От таких высказываний Дмитрию Олеговичу вовсе поплохело, он снова впал в истерику, снова завизжал, как травмированный:
- А я этого не достоин? Обо мне ты так говорила? Скажешь? Я что, для тебя - никто? Пустое место? Ы-и-и-и!..
- Ах, вот чего мы захотели – ответной любви… Ну, дружок, это уж чересчур. Тебе, значит, мало, что ты мною владеешь! Ты хочешь, чтоб тебя любили! А не жирно будет – все сразу? Это за какие заслуги ты себе награду такую требуешь? По какому праву? Для тебя что, свидетельство о браке – купчая крепость на меня? На мои чувства? На мои мысли? На мои желания?

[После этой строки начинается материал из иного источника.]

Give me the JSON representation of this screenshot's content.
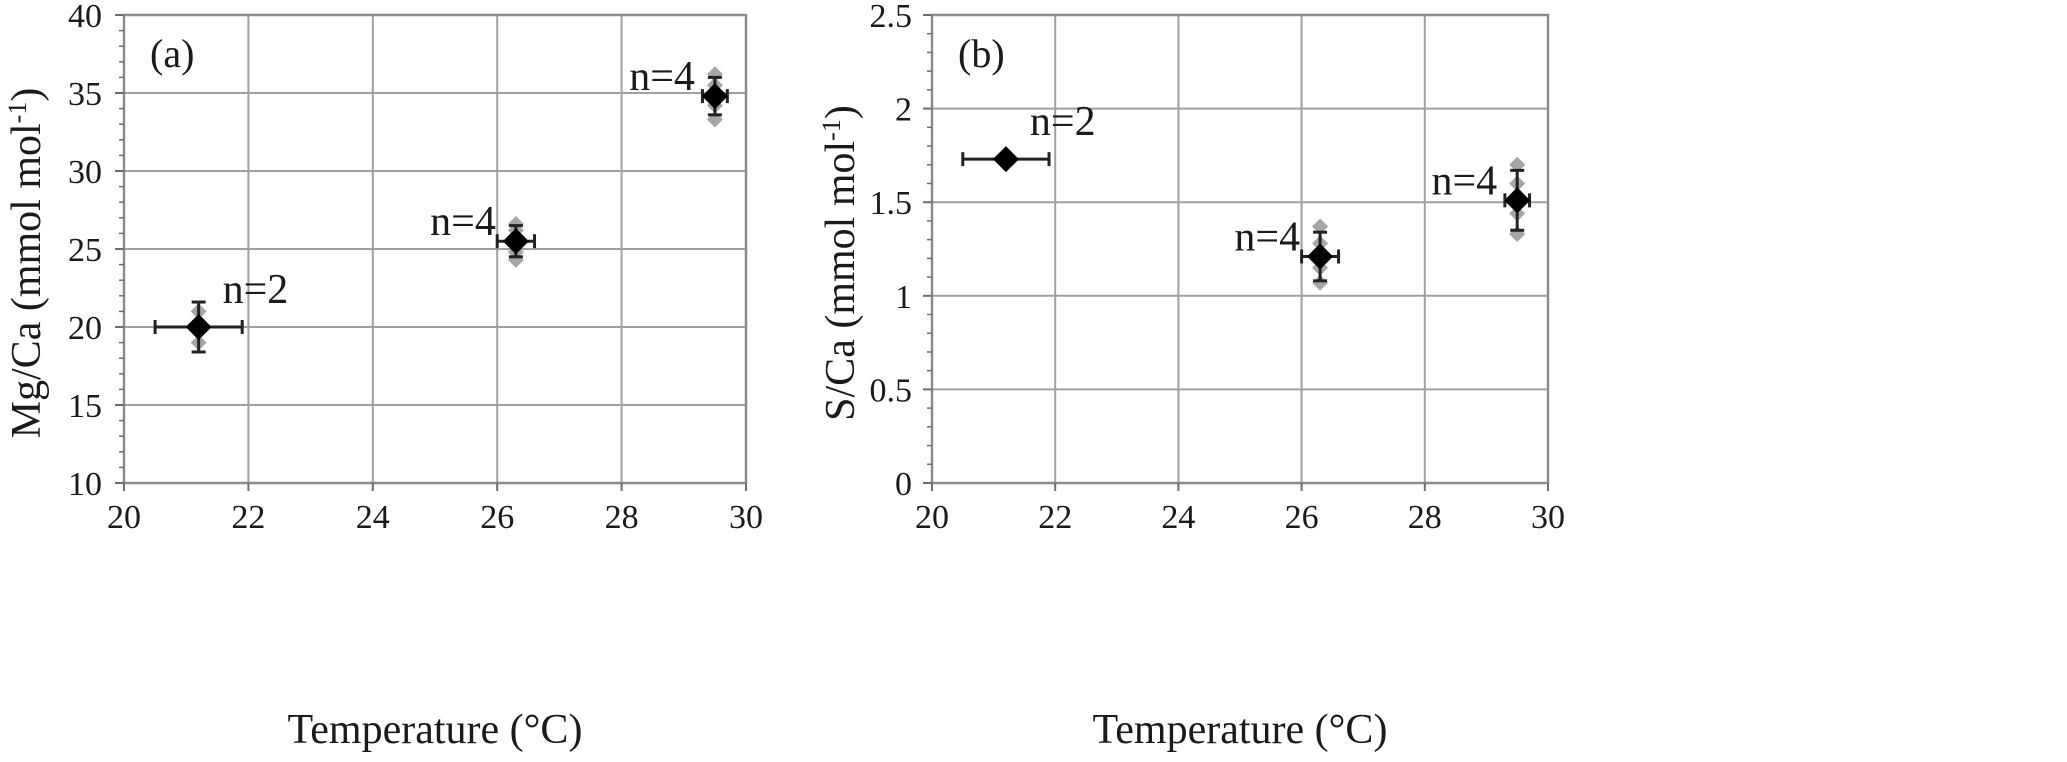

Только муж ее не слушает: за голову руками схватился, глаза закрыл, из стороны в сторону раскачивается, одно и то же повторяет: - Что ты наделала! Что ты наделала! Что ты…
Потом вдруг глазищи свои полоумные распахнул,- Лена аж вздрогнула!- да как заорет: - Кто он?!! Кто-о-о!  Убью, сволочь! – Схватил Лену за руку, она в ужасе зажмурилась, а он вдруг стал просительно заглядывать ей в глаза и говорить, быстро так говорить, ласково, только от этого еще страшнее!
- Ну, скажи, скажи, пожалуйста! Кто он, скажи! Как его зовут, а? Как фамилия, где живет? Скажи, хочешь – на колени перед тобой встану – скажи только!
Он и в самом деле бухнулся на колени, стал хвататься за полы халата, Лена пыталась вырваться – да куда там! Вцепился клещом, по полу за ней волочится, только ткань трещит, и все причитает, все причитает:
- Скажи!
Не зря говорят, что безумство заразно. Лена почувствовала, что не может сконцентрироваться, не может контролировать свои мысли. Они огромными стаями спонтанно плодились в ее голове, сплетались, как скользкие черви, клубками, ползали туда-сюда, но сосредоточиться на какой-то одной никак не получалось! Ужасное ощущение.
Муж вдруг бросил трепать замызганный халат, вскочил на ноги. На лице тупая улыбка:
- Я сейчас пойду и отравлюсь! Зачем мне жить? Я не хочу! Кто твой… этот самый, ты не говоришь… Сейчас!
Выбежал на кухню, зазвенел посудой. Лена потрясла головой – в отсутствии мужа рассудок начал быстро приходить в норму. «Так. Сегодня, стало быть, его очередь себя и окружающих суицидом пугать.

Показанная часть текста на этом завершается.